The initial conception of this for me was trying to avoid all of the stereotypes and cliches of someone who's attempting to be intimidating. The very superficial experiences that I've ever had with people from this life, I just always found myself in stitches laughing hysterically.

What movie made you want to have more fun in your approach?

I saw "Rebel Without A Cause" at the New Beverly. I mean, it's such the event with the Cinemascope and James Dean.

Joe is such a big character. When you're making a transformation that large, where do you start?

It was really just doing the work until you feel confident with something. It's pacing in a room for hours and weeks and days until you feel like you're seated into something and recording yourself. The voice suddenly starts making you walk differently. It's all of that, but that all just goes out the window right when you arrive on set.

You've done some cinematic television in your career. At this point, is there much difference between movies and TV when you're on set?

This was the closest it's ever been to feeling like a film because you have filmmakers coming in, and [director] Dexter [Fletcher] was taking so many chances, and we had a two week rehearsal period. You don't even get that in movies anymore. Other productions, there's nothing quite like doing a movie, especially when you're taking the time and the prep. Namely, because you're afforded a lot more time in order to set it up and get the production design right. Yeah, my heart's always with movies.

How'd rehearsal here help?

The greatest thing was right before we started the rehearsals, the Sunday before the Monday we started, we all got an email saying that Dexter wanted us to write and type out a full page of our character biographies. And then I was like, "Oh, wow. Okay, great." That pours out of you and you edit that down, and in the middle of that I get a phone call from Dexter saying, "Hey, yeah. So what we're going to do is we're all going to read them to each other, the whole cast and you're first." "What? Okay."
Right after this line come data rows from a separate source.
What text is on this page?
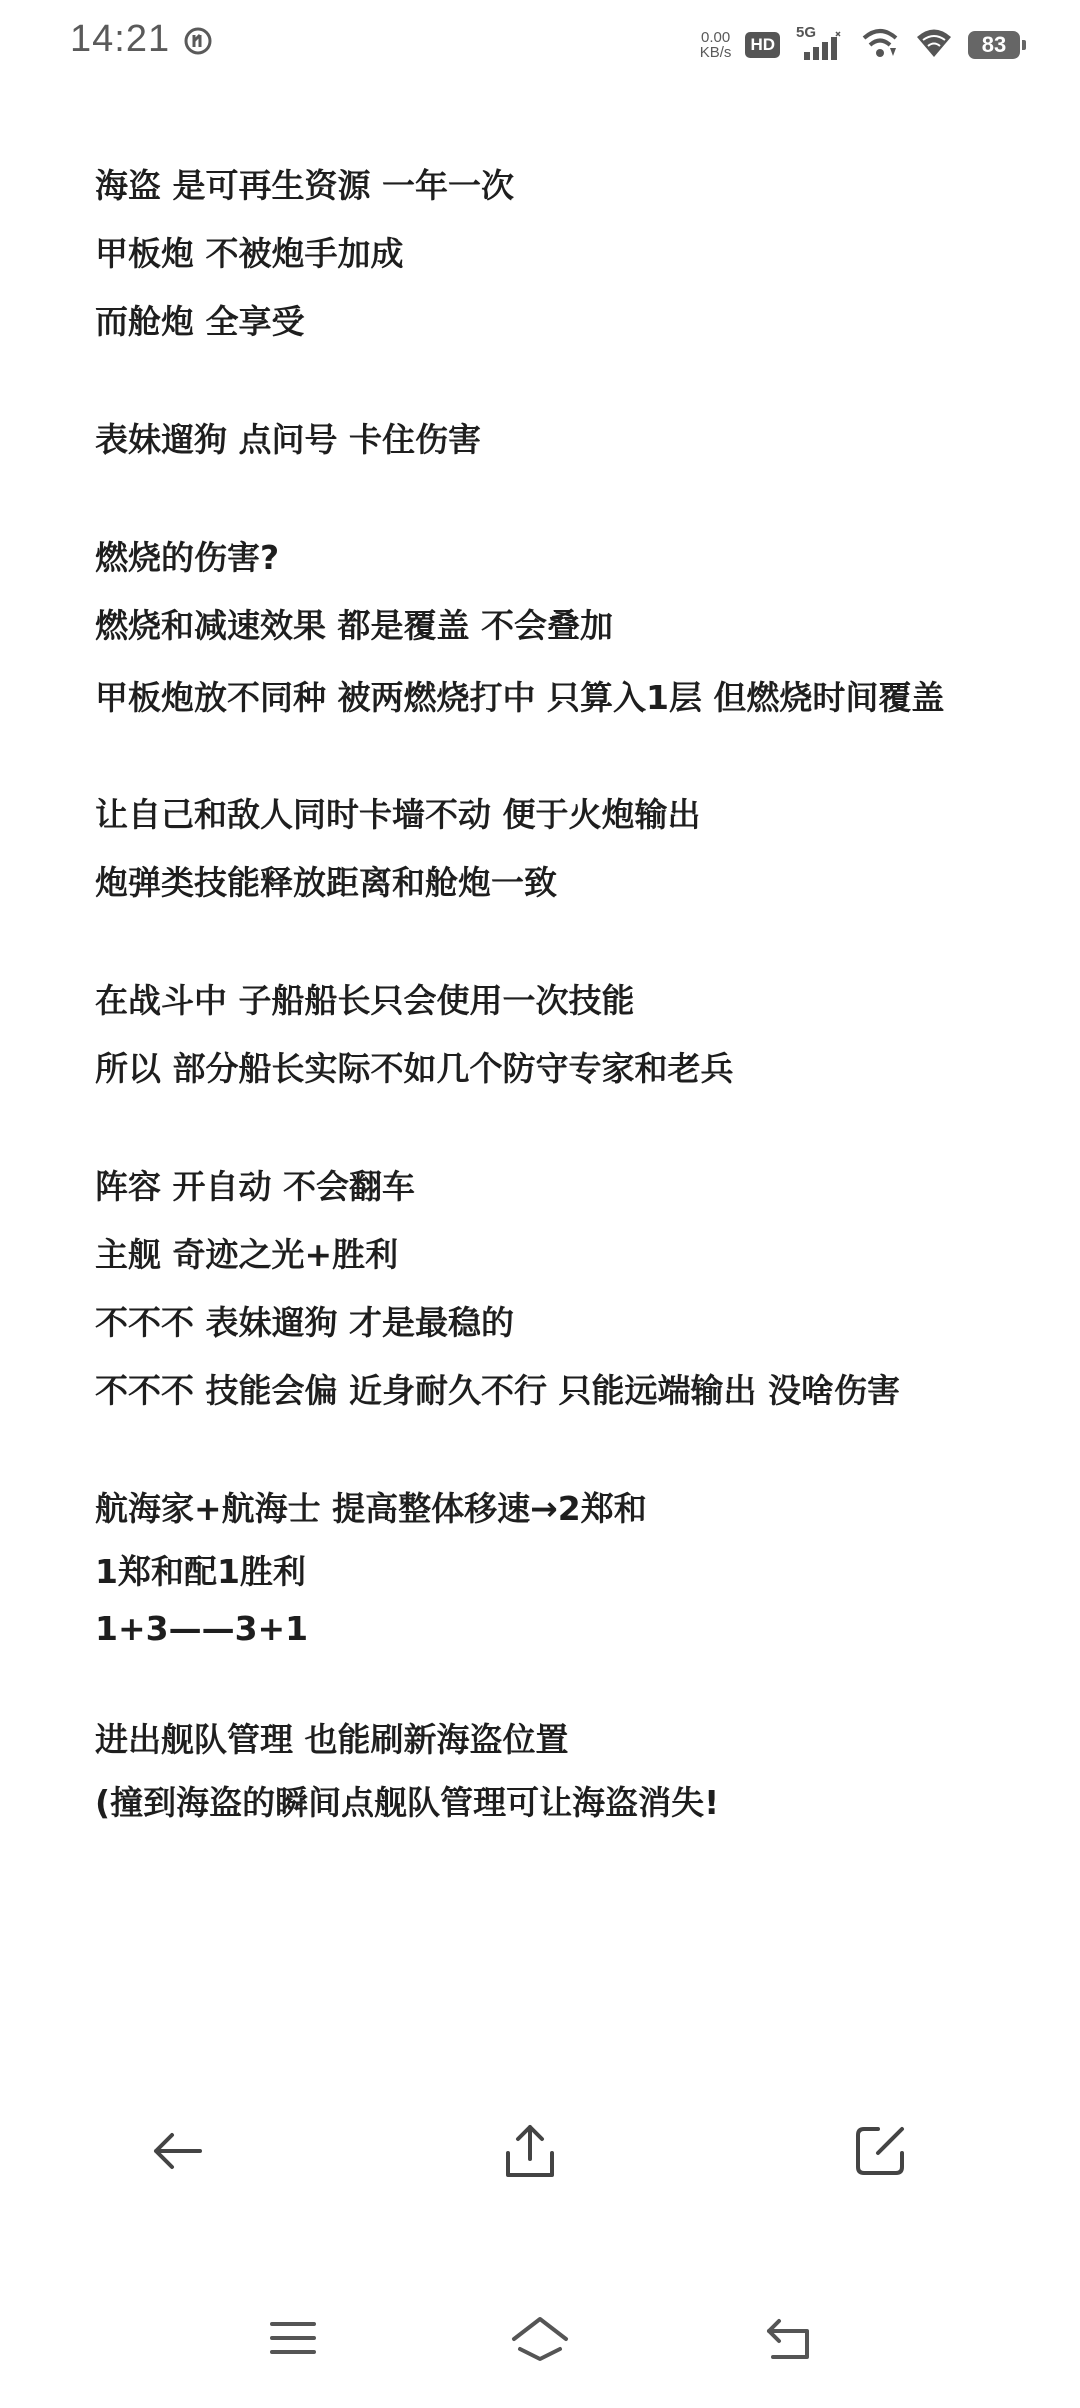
14:21	0.00
KB/s HD
5G	83
海盗 是可再生资源 一年一次
甲板炮 不被炮手加成
而舱炮 全享受
表妹遛狗 点问号 卡住伤害
燃烧的伤害?
燃烧和减速效果 都是覆盖 不会叠加
甲板炮放不同种 被两燃烧打中 只算入1层 但燃烧时间覆盖
让自己和敌人同时卡墙不动 便于火炮输出
炮弹类技能释放距离和舱炮一致
在战斗中 子船船长只会使用一次技能
所以 部分船长实际不如几个防守专家和老兵
阵容 开自动 不会翻车
主舰 奇迹之光+胜利
不不不 表妹遛狗 才是最稳的
不不不 技能会偏 近身耐久不行 只能远端输出 没啥伤害
航海家+航海士 提高整体移速→2郑和
1郑和配1胜利
1+3——3+1
进出舰队管理 也能刷新海盗位置
(撞到海盗的瞬间点舰队管理可让海盗消失!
So then you get there and it's a big cast. We had people who had two scenes in the whole thing who had written their biography and it was such a great learning experience. And some of these actors had so much insight. It sort of just set the stage for like, "I don't care what medium we're doing," or whatever. "We're going to treat this like cinema." This was what Dexter was saying.

This has never been done on a set before!

When writing the biography, did you write it thinking, "How would Colombo write this?" Did you avoid the word mafia?

It definitely clarified just through the process. I read the biographies, the other books and just all the research, scouring the internet and all that. An objective started forming in my mind and values that were really specifically unique to him that really also made him into a person as opposed to the mafia stereotype, you know?

After all that research, what made him someone you can invest in and not a mob stereotype? 

I just want to understand. The more I can find things that correlate to my own life, the more I can drive it, I think. I feel like he was somebody who was trying to legitimize his life and the idea of a mafia movie popularizing the term "La Cosa Nostra" or mafia, that's why it was such a big threat to him. Maybe he was trying to find a way out...

Was he really?

I don't know, but that's just a thought that I had about it. Something that I connected to, and he wasn't about to stow away on some boat and go to Brazil or something like that. He wanted to do it in a big way. And that was through the Italian American Civil Rights League and to get the support of the Italian people, whom he loved.

When you play a real guy, how close do you think you have to get?

Ultimately, even though these are true stories, we're portraying fiction just by virtue of the fact that somebody was sitting down, typing out words for us to say. By virtue of the fact that there's several different strains of interpretation going all the way through the edit. So that sort of gives you license to go, "Well, if we're going to do that, we're going to make this story, this unique story, as good as we can." And that's that.

The miniseries is about creating a new vision of a mob movie. You've had similar experiences, like making a new kind of war film with Steven Spielberg or a new fantasy film with James Cameron. There are other examples, but when you're with filmmakers pushing the envelope, is it obvious on the set or not something you fully know until you see the movie?

Probably both. Sometimes you take your chances and sometimes... I think it always goes back to the script and the director for me, that's just my personal thing. I think that specifically James Cameron, I don't even know if people comprehend, or maybe they've forgotten, what it took to get that movie made in the way that it was made and to be out there in the way that it was. He created literally another vessel, another infrastructure with projectors throughout America and Europe and throughout the world. New technologies, too. It seemed like, every other week, he would say in the most celebratory way, "This has never been done on a set before!" It was just incredible. It was really its own thing.

The first three episodes of "The Offer" are now available to stream on Paramount+.